This week was a big one for Axiom! We introduced support for OpenTelemetry metrics. In other news, we improved parsing of GenAI attributes in OpenTelemetry traces and improved the user interface for several other features.
Metrics
Axiom introduces support for OpenTelemetry metrics through a powerful visual query builder. The new interface provides an intuitive way to filter, transform, and aggregate metrics.
What’s new
The metrics query builder in the Console lets you:
- Select the data source in a familiar visual interface: Choose your dataset and metric in the Builder, similarly to how you would query logs and traces.
- Filter by tags: Use the Where section to filter series based on tag values with familiar operators.
- Transform data: Apply transformations like rate calculations, interpolation, and value filling to prepare your data for analysis.
- Aggregate over time: Use the align transformation to aggregate metrics into time windows.
- Group by dimensions: Combine series by tags using the group transformation to analyze metrics across different dimensions.
Build your first query
To get started:
- Ingest metrics data to Axiom using the OpenTelemetry Collector.
- Go to the Query tab and click Builder.
- Select your OTel metrics dataset and the metric you want to query.
- Add filters in the Where section to focus on specific series.
- Apply transformations to calculate rates, aggregate over time, or group by tags.
- Click Run to see your results.
The builder supports all the core operations you need for metrics analysis, from simple filtering to complex aggregations. Whether you’re tracking request rates, analyzing latency distributions, or monitoring system health, the visual interface makes it straightforward to extract insights from your metrics data.
Example query and results
For more information, see the blog and the documentation.

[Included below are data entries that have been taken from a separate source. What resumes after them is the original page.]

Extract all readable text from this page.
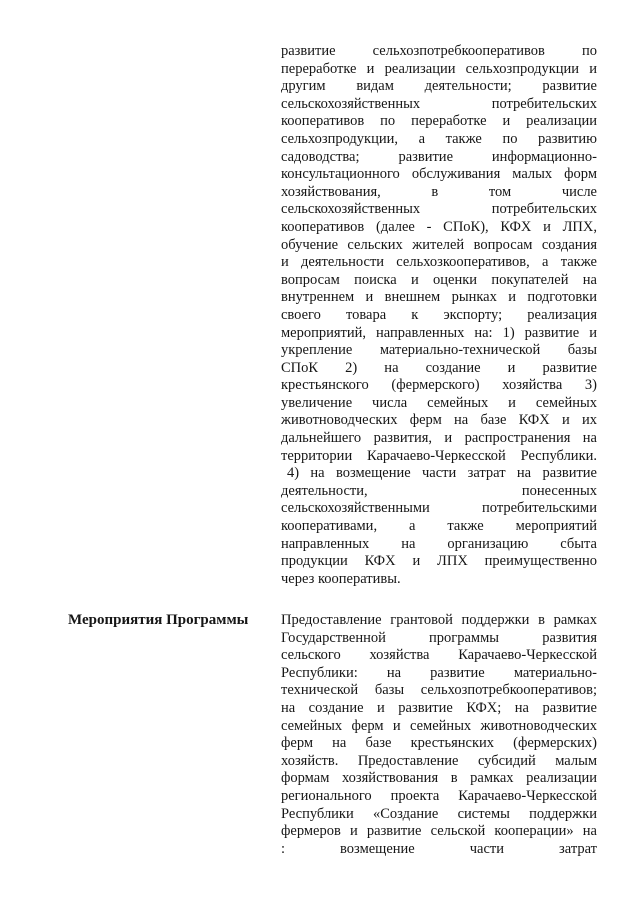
развитие сельхозпотребкооперативов по
переработке и реализации сельхозпродукции и
другим видам деятельности; развитие
сельскохозяйственных потребительских
кооперативов по переработке и реализации
сельхозпродукции, а также по развитию
садоводства; развитие информационно-
консультационного обслуживания малых форм
хозяйствования, в том числе
сельскохозяйственных потребительских
кооперативов (далее - СПоК), КФХ и ЛПХ,
обучение сельских жителей вопросам создания
и деятельности сельхозкооперативов, а также
вопросам поиска и оценки покупателей на
внутреннем и внешнем рынках и подготовки
своего товара к экспорту; реализация
мероприятий, направленных на: 1) развитие и
укрепление материально-технической базы
СПоК 2) на создание и развитие
крестьянского (фермерского) хозяйства 3)
увеличение числа семейных и семейных
животноводческих ферм на базе КФХ и их
дальнейшего развития, и распространения на
территории Карачаево-Черкесской Республики.
4) на возмещение части затрат на развитие
деятельности, понесенных
сельскохозяйственными потребительскими
кооперативами, а также мероприятий
направленных на организацию сбыта
продукции КФХ и ЛПХ преимущественно
через кооперативы.
Мероприятия Программы Предоставление грантовой поддержки в рамках
Государственной программы развития
сельского хозяйства Карачаево-Черкесской
Республики: на развитие материально-
технической базы сельхозпотребкооперативов;
на создание и развитие КФХ; на развитие
семейных ферм и семейных животноводческих
ферм на базе крестьянских (фермерских)
хозяйств. Предоставление субсидий малым
формам хозяйствования в рамках реализации
регионального проекта Карачаево-Черкесской
Республики «Создание системы поддержки
фермеров и развитие сельской кооперации» на
: возмещение части затрат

Better parsing of GenAI attributes
OpenTelemetry GenAI attributes are now handled more intelligently. Previously, attributes with JSON content were represented as strings. These attributes are now parsed and represented as array types. This allows for a better structure and queryable format.
For example, gen_ai.input.messages and gen_ai.output.messages are now parsed as arrays:
{
"gen_ai.input.messages": [{"role": "user", "content": "What is the weather?"}],
"gen_ai.output.messages": [{"role": "assistant", "content": "I need more information about your location."}]
}This makes it easier to query and analyze message history directly in your traces.
If you’re monitoring LLM applications or AI workloads, you'll see richer detail in your traces without any changes to your instrumentation. For more information on observability for AI apps, see the documentation.
RBAC permission enforcement
RBAC permission enforcement has been strengthened for some endpoints. Custom roles now require explicit read permissions to access billing info, datasets fields schemas, and field information. If you have custom roles that previously accessed these endpoints without read permissions, update the role configuration to grant read access. Axiom’s built-in roles already include appropriate permissions and aren’t affected by this change.
More of our favorite changes
- Fixed heatmap coloring to properly highlight the smallest bucket when only two buckets exist.
- Improved side panel behavior in dataset settings.
- Fixed several UI issues in the APL editor’s Validate & Save workflow.